Analyzing the Control Environment
It’s important for the auditor to understand the control environment of the banks and financial institutions and get familiarized with the factors that affect the transactions and corporate activities. There are internal as well as external factors that influence the banking activities. External factors relate to complying with the rules of government agencies whereas internal factors refers to working style of top management, human resources policies, ethical values, skill set of the staff and the financial robustness of the company. The competitive standing of a bank also impacts its control environment.
Evaluating Internal Controls
Evaluating internal controls is another prominent part of the checklist for bank audits. It’s the responsibility of an auditor to evaluate the internal controls of the banks on a random basis. Internal control refers to the directives established by the management for preventing errors, frauds or technological malfunctions. Testing and evaluating internal controls help the auditor gather evidences and important information regarding risks and procedures. Such information helps the auditor check if there are adequate and effective internal controls in place or not.
Ranking Risks and Controls
Evaluating internal controls helps an auditorget familiar with the controls. On the basis of this the auditor ranks the controls as “high”, “medium” and “low” depending on the expected loss. Generally Accepted Accounting Principles (GAAS) and Generally Accepted Accounting Principles (GAAP) are applied by an internal auditor for ranking the risks and controls. A bank’s Risk and Control Self-Assessment (RCSA) is also reviewed by the auditor. In RCSA, the senior risk manager of the bank provides information on the various controls and risks, along with their rating. Risks are ranked as “tier 1,” “tier 2” and “tier 3” on the basis of their loss possibility.

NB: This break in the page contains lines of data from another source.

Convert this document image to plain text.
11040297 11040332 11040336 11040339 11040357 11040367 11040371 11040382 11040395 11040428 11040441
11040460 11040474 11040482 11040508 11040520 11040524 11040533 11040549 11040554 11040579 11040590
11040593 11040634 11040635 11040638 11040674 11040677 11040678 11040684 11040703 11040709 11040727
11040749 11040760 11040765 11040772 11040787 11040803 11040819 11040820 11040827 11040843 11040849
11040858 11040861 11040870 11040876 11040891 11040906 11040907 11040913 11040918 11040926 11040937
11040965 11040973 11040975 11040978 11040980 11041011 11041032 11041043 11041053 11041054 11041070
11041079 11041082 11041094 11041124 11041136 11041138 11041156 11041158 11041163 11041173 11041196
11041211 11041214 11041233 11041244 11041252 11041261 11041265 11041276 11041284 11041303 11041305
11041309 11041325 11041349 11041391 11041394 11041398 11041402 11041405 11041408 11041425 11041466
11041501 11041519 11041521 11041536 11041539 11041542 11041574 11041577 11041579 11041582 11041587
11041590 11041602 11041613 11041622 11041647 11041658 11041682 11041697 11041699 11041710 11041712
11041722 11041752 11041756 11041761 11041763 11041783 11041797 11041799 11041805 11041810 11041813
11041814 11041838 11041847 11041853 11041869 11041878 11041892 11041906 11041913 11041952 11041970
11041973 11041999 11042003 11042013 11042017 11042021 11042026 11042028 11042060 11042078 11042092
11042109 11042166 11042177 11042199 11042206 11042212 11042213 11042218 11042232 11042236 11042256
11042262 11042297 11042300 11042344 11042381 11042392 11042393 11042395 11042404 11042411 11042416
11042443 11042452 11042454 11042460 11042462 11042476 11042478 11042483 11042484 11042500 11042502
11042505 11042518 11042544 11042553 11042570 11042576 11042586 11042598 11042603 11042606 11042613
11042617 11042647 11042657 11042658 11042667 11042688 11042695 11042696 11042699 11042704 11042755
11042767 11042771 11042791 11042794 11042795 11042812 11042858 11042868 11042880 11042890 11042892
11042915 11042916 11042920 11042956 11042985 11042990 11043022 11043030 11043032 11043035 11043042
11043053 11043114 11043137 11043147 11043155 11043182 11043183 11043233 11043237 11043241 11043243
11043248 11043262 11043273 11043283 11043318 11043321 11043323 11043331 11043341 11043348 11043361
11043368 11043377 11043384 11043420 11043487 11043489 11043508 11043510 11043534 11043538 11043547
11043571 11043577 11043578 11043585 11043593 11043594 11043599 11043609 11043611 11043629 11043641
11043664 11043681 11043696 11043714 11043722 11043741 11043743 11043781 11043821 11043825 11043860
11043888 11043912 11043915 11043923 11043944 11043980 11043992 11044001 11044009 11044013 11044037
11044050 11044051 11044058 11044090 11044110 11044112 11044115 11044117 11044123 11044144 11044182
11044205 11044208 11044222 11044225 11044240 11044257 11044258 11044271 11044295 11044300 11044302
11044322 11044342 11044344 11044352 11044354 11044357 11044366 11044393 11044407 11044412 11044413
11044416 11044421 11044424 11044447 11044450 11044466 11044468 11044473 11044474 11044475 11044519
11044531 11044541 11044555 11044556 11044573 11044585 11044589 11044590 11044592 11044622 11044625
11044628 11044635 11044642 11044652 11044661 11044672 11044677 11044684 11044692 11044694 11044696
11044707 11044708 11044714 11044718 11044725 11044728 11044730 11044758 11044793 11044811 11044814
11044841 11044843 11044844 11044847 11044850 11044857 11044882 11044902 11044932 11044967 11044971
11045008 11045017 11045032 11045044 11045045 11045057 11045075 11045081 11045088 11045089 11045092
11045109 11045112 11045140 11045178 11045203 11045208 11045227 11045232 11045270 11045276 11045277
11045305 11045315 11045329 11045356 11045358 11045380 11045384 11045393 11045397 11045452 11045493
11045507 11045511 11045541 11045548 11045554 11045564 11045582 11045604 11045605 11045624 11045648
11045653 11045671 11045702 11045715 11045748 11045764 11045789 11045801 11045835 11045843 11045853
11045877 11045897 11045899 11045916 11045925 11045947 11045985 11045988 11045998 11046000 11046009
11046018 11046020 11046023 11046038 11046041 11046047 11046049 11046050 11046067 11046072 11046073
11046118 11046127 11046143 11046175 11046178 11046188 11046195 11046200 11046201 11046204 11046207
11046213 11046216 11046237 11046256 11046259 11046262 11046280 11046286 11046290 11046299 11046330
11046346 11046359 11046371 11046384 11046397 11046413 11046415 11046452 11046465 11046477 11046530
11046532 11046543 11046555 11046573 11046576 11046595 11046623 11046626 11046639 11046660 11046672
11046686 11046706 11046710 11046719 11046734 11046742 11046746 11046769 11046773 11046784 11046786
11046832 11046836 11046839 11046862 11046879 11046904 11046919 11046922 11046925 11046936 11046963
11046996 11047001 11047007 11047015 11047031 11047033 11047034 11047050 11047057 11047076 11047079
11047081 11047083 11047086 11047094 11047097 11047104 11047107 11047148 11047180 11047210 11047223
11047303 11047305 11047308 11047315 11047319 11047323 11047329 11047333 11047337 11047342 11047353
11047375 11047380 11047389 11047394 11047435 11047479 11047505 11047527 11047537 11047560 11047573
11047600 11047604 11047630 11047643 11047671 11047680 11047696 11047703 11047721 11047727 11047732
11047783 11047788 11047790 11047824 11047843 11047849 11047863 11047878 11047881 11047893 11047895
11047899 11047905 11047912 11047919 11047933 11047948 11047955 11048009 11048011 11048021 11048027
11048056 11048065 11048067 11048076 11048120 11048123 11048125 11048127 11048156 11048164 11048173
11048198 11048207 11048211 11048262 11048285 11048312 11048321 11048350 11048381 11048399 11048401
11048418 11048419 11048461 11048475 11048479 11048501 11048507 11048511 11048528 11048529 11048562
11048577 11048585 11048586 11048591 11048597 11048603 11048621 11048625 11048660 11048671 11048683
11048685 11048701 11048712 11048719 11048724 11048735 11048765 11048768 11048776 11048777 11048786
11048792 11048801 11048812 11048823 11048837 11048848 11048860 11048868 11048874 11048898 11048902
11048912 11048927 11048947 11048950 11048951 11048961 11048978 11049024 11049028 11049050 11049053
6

Issuing Final Audit Report
Before issuing the final audit report the auditor discusses the risk rankings with the senior management. This helps the manager in implementing appropriate corrective measures. “High” and “medium” risks may lead to significant losses. The auditor must also check if the financial statements are complete, accurate and compliant withGAAS, GAAP, IFRS and SEC rules. Complete financial statements include balance sheet, statement of cash flows, statement of profit and loss and statement of equity.